The world of golf (an admittedly precious domain) held its breath Friday night and Saturday morning, waiting to learn if Tiger Woods would be disqualified at the Masters for a rules violation. This, after the enforcers of the rules had assessed a one-shot penalty against a fourteen year-old for slow play. Chinese amateur Tianlang Guan took it well, saying he "respected" the decision. Those unfamiliar with golf's insistence on strict enforcement of the rules were put in mind of Inspector Javert and his lust to punish a man for stealing a loaf of bread. And, then, there was the possibility that the one-stroke penalty would push Guan's score above the cut line so that he would not be playing this weekend. This, when he was one of the great feel-good stories of the tournament and, not incidentally, followed by people beyond the insular world of American golf. A few million of them, many of whom would feel cheated if their hero was sent to the gallows for stealing chickens.
Then, later, Woods also violated the rules when he improved his lie when taking a drop after his ball had gone into the water. On that shot, Woods could have been forgiven for thinking the Gods of golf had singled him out for special torment when his ball struck the flag stick and, on the ricochet, went into the water.
That was exceedingly bad luck. What happened next was bad judgment. Woods dropped three or four feet beyond the spot from which he'd made the unlucky shot. This, he later explained in a televised interview, in order to make the ball land a little short of the hole if he duplicated the shot. The rules specify that a drop in this case should be made from a point "as close as possible" to the spot of the previous shot.
And so ... controversy all over Twitter, Facebook, and in the holy chambers of the Masters, where there was, no doubt, much exquisite agonizing over what to do. Strict enforcement of the rules would mean making Tiger Woods stand in the corner for the rest of the weekend while people with .

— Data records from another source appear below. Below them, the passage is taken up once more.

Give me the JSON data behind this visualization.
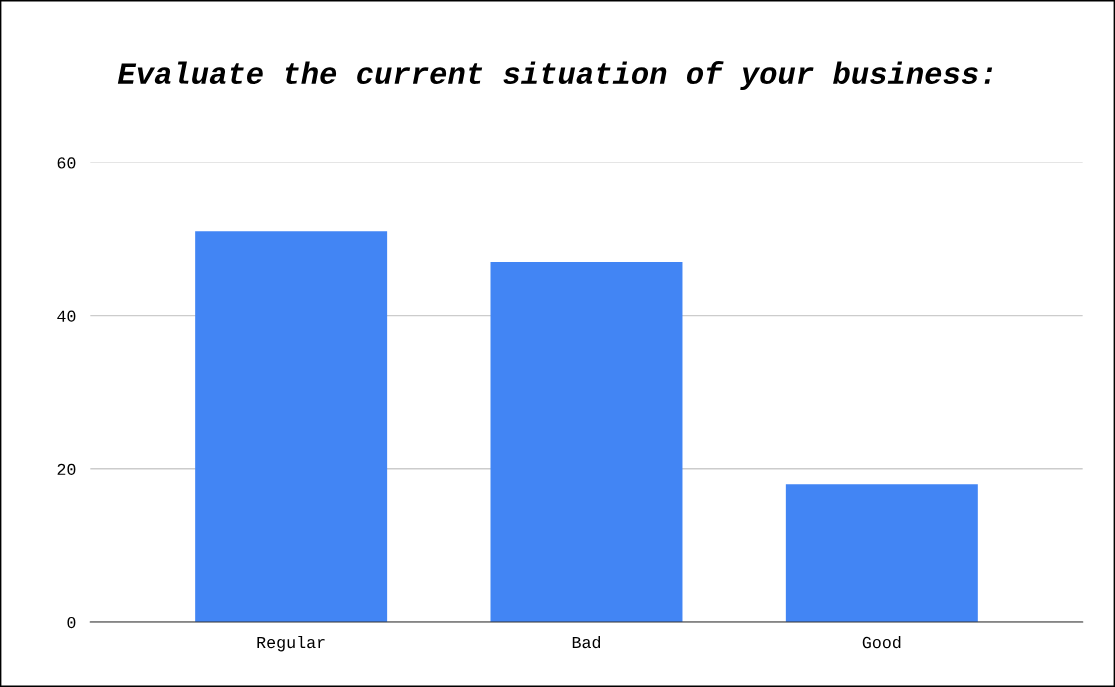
{
  "chart_data": {
    "type": "bar",
    "title": "Evaluate the current situation of your business:",
    "categories": [
      "Regular",
      "Bad",
      "Good"
    ],
    "values": [
      51,
      47,
      18
    ],
    "color": "#4285f4",
    "ylim": [
      0,
      60
    ],
    "yticks": [
      0,
      20,
      40,
      60
    ],
    "grid": "y",
    "legend": false
  }
}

But ... the rules are the rules and disciples of the game believe not only that the rules should be enforced inflexibly but, also, by the players themselves. In golf, if you violate the rules, you call the penalty on yourself. Truly.

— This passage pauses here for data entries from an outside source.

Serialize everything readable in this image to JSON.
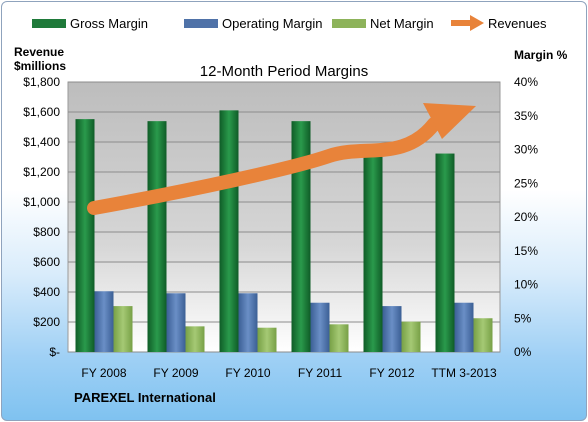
{
  "chart_data": {
    "type": "bar",
    "title": "12-Month Period Margins",
    "categories": [
      "FY 2008",
      "FY 2009",
      "FY 2010",
      "FY 2011",
      "FY 2012",
      "TTM 3-2013"
    ],
    "series": [
      {
        "name": "Gross Margin",
        "axis": "right",
        "unit": "%",
        "color": "#1f7a3a",
        "values": [
          34.5,
          34.2,
          35.8,
          34.2,
          30.4,
          29.4
        ]
      },
      {
        "name": "Operating Margin",
        "axis": "right",
        "unit": "%",
        "color": "#4f72a8",
        "values": [
          9.0,
          8.7,
          8.7,
          7.3,
          6.8,
          7.3
        ]
      },
      {
        "name": "Net Margin",
        "axis": "right",
        "unit": "%",
        "color": "#8db35a",
        "values": [
          6.8,
          3.8,
          3.6,
          4.1,
          4.5,
          5.0
        ]
      }
    ],
    "revenue_series": {
      "name": "Revenues",
      "type": "arrow",
      "color": "#e8833a",
      "start_value": 960,
      "end_value": 1640
    },
    "left_axis": {
      "label_line1": "Revenue",
      "label_line2": "$millions",
      "min": 0,
      "max": 1800,
      "step": 200,
      "tick_labels": [
        "$-",
        "$200",
        "$400",
        "$600",
        "$800",
        "$1,000",
        "$1,200",
        "$1,400",
        "$1,600",
        "$1,800"
      ]
    },
    "right_axis": {
      "label": "Margin %",
      "min": 0,
      "max": 40,
      "step": 5,
      "tick_labels": [
        "0%",
        "5%",
        "10%",
        "15%",
        "20%",
        "25%",
        "30%",
        "35%",
        "40%"
      ]
    },
    "company": "PAREXEL International",
    "legend_position": "top",
    "grid": true
  }
}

Once, after losing a tournament because he had called a one-stroke penalty on himself for a ball movement that nobody else saw, golf legend Bobby Jones was hailed for a his great act of sportsmanship. Jones brushed it off, saying that he might just as well have been praised for not robbing a bank. The Masters, not incidentally, is played on a Jones course.
So for a while, the possibilities seemed to come down to either the Masters kicking Woods out of the tournament or Woods kicking himself out, which might have accomplished the extraordinary result of making him a sympathetic figure.
Ah, but this is the age of the loophole. With minutes to go before the tournament opened, officials enforced a two-stroke penalty on Woods under the provisions of a new rule that was designed around the phenomenon of people seeing on television a rules violation of which players and officials were not aware.
It was a long stretch and one that will, no doubt, be hotly debated in pro-shops and locker rooms around the world.
But Woods will be playing this weekend. And if he wins ... an asterisk, perhaps?